Former acting CIA Director John E. McLaughlin states that "No international strategic relationship is more important or more consequential than that between the United States and China—now and as far as we can reasonably see into the future. ... Anyone seeking a holistic understanding of the Sino-U.S. relationship—and where it might be heading—should read this book."

China's leading authority on Sino-American relations Professor Shen Dingli at Fudan University in Shanghai calls the book a "landmark work" while Dr. Wei Hongxia at the Chinese Academy of Social Sciences in Beijing describes it as a "wise, welcome, and timely" exploration comparing Chinese and American national discourses and the future of their relations.

Professor Tang Xiaosong, the president of the Center for American Studies at the Guangdong University of Foreign Studies in Guangzhou, characterizes the author as "a naturalized US citizen (who) is himself an authentic American message to Asia" to validate the impartiality of academic inquiry in Peaceful War. Professor Patrick Mendis, who has been teaching at major US and Chinese universities, was born on the island of Sri Lanka but a naturalized American citizen living in the Washington, DC, area.

==Harvard analysis==
In a scholarly assessment of Peaceful War, the Harvard International Review concludes:

This unprecedented and meticulously researched study of the evolving Sino-American relations is rich with implications. Mendis' look at China is timely, levelheaded, and fair above all else. As a scholar who has weaved effectively between education, writing, and diplomacy, Mendis has developed the rare ability to employ in-depth, historically accurate analogies that surprise and engage readers without approaching the faintest shade of exaggeration.

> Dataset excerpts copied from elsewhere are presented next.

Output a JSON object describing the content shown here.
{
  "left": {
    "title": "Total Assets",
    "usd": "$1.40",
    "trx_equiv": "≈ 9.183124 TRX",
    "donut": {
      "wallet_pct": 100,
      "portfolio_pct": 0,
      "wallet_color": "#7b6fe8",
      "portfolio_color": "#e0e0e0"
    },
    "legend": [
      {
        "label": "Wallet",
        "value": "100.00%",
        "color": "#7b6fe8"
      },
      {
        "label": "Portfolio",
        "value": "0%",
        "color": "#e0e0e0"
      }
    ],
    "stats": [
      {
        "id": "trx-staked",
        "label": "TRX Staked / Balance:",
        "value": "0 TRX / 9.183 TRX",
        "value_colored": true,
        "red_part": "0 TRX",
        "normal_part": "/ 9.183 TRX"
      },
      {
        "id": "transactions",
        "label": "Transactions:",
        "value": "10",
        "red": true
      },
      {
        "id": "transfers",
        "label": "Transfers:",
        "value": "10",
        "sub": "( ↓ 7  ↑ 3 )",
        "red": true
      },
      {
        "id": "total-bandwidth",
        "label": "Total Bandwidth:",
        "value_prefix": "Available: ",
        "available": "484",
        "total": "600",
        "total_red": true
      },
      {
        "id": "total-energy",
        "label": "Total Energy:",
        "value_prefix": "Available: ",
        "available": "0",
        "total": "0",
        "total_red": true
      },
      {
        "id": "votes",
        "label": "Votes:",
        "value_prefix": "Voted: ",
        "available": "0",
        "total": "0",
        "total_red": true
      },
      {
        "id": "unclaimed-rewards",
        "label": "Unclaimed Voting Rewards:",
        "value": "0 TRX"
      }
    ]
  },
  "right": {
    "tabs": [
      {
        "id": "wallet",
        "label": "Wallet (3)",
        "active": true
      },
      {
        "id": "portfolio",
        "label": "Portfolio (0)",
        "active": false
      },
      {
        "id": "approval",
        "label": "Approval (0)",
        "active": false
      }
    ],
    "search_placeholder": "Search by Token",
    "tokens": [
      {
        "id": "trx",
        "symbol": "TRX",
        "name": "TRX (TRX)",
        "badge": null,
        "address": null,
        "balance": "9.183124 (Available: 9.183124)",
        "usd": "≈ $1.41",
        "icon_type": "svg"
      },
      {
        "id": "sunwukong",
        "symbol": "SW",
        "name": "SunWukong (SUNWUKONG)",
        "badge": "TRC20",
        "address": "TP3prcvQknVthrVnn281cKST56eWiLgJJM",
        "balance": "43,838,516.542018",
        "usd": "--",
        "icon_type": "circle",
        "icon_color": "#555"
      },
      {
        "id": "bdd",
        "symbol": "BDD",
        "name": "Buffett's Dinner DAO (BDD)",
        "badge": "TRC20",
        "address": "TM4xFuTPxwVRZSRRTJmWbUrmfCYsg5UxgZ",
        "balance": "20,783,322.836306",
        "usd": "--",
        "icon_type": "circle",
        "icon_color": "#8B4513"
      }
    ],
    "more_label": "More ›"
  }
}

==China 100th anniversary in Minnesota==
During his October–December 2013 book promotion and lecture tour in China, Mendis, a celebrated alumnus of the University of Minnesota, announced that he will donate after-tax profits from royalties of sales from the book to the university's Edward A. Burdick Legislative Award at the Humphrey School of Public Affairs. In 2012, Mendis established the award at his alma mater in honor and memory of his late mentor and friend who had a legendary public service record in the Minnesota House of Representatives. The Minnesota-trained American diplomat told the Beijing and Shanghai's distinguished alumni groups that this is his way of thanking Minnesota as the university celebrates its 100th anniversary of China relations.

Dr. Mendis was invited by China's most prestigious universities and academies, including Fudan, Peking, Nanjing, Sun Yat-sen, Tsinghua universities, and the Chinese Academy of Social Sciences. Veteran journalist Eyee Hsu of the Up Close program at the China Central Television (中国中央电视台) in Beijing interviewed him for global viewers.